Can we address the claim that "inflation is good for debtors"? (economic discussion)

  1. Your income rises AND the price of living rises but…your original loan amount stays the same. You are paying back a loan with dollars that are worth less than when you borrowed them.

  2. If my income keeps up with inflation but my largest expense (debt) is fixed then I as a debtor am better off.

  3. It’s not about the debt being easier to pay off. It’s about what asset you purchase with that debt and having it increase in value at a higher rate than the payment. It makes your net worth increase.

  4. Best answer in the thread. Income is not even part of the discussion in the debtor class. In simple terms, if you bought a home anywhere in America 5+ years ago, the home value has most likely appreciated more than the original debt amount at this point. That appreciation can be rolled as equity into another property.

  5. When wages catch up to inflation, low interest fixed interest loans become a very small percentage of income. However, life until then could be hell.

  6. You make valid points. Inflation is good for the debtor only if you assume that his income increases with inflation and his debt service decreases as a proportion of his total cash outlay. That’s a big assumption, and often not true. I’ll add it to my list of reasons that inflation is worse than deflation.

  7. Moreover, all of your necessary costs increase with inflation... like utilities and groceries. This leaves you with less disposable income to pay off your loans.
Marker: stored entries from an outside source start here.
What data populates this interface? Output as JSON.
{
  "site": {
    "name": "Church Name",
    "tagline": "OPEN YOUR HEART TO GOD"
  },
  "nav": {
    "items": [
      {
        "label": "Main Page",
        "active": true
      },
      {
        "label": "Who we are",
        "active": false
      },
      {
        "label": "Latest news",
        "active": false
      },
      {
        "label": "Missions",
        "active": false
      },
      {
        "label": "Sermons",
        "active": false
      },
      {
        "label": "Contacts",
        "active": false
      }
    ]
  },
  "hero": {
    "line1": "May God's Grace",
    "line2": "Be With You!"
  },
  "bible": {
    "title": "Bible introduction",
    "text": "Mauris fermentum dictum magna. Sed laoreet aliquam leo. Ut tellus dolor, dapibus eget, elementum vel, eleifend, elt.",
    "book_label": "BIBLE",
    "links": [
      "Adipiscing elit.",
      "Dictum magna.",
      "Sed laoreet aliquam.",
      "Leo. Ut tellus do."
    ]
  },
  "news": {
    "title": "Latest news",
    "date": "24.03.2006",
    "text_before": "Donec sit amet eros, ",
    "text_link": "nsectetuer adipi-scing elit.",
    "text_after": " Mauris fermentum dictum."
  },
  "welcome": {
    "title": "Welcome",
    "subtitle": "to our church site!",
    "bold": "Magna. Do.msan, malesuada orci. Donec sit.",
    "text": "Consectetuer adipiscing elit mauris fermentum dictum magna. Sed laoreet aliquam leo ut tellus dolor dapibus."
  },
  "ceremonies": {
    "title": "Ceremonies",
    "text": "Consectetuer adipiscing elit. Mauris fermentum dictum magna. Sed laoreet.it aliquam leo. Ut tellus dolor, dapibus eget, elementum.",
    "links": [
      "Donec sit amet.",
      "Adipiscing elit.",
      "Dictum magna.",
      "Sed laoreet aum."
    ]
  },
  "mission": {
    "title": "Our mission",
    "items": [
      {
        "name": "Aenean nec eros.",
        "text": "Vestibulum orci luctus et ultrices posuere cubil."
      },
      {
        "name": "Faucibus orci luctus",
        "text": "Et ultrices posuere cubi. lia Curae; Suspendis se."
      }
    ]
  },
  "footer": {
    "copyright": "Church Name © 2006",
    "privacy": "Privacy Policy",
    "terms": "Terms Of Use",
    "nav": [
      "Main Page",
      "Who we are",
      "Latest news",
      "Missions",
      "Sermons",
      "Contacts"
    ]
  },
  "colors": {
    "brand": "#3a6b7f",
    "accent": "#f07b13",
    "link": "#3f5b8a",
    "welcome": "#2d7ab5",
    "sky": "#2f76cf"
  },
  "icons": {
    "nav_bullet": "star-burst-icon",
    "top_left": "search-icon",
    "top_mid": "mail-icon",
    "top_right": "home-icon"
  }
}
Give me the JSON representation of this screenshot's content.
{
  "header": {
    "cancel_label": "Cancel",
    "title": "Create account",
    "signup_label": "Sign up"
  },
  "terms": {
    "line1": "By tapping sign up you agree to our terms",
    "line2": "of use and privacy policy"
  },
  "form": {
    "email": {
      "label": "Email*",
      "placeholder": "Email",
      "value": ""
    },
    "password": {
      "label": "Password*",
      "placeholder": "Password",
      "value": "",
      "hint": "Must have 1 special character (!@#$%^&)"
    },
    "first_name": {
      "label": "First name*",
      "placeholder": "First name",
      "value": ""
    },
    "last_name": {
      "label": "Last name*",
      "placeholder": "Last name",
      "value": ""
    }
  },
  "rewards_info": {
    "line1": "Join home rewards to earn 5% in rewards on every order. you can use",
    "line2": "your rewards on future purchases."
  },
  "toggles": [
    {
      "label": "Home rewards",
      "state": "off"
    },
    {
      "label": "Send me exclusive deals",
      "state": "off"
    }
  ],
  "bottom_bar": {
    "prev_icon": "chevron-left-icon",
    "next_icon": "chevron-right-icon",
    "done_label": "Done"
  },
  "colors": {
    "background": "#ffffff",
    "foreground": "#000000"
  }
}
  8. Inflation is strongest in housing costs and lower in wages. This is because with the fed, all money exists via debt and houses are the biggest sources of consumer debt. Every purchase of a house with a mortgage introduces new money into the system. No one saved and trusted you with 300k for a house. The bank took out a loan from the fed and adds on some interest for themselves and forwarded the loan to you. That money literally didn't exist before the purchase.

  9. It's not "good" for debtors but if you're not maxing out every available line of low-interest credit you can right now then you're missing out.

  10. You're missing the point. The main assumption when people discuss how inflation is good for debtors is that, while inflation may eat away at your buying power, it is assumed that your income is also rising. This line of thought is often applied in the real estate sector: inflation makes my debt on my properties cheaper because inflation implies that rents are going up.

  11. The only debt that this really applies to is a long term mortgage, like 30 years. If your income is the same after 30 years of inflation, well, your case would be a rare outlier.

  12. It’s generally true, but that’s not necessarily a good thing. The flip side is that it hurts creditors (savers and investors), in a strange form of wealth redistribution. And in the long run, perceived risk of unexpected inflation will make creditors less likely to lend or increase the rate and which they lend, hurting future debtors and the economy as a whole.

  13. It can help debtors, but it requires a particular setup for this to be true. Say your income is $100 and you spend $10 on your debt each period, and $90 on other expenses. Inflation goes up by %10, so the new income is 110$, but all your other expenses also go up 10% to $99. That leaves you with $11 to pay your $10 debt.

  14. It depends on the debt, and it's not really about paying off the debt faster, it's about accumulating wealth. Two different things entirely. If you're just buying shit with credit cards, yeah, inflation won't do jack for you.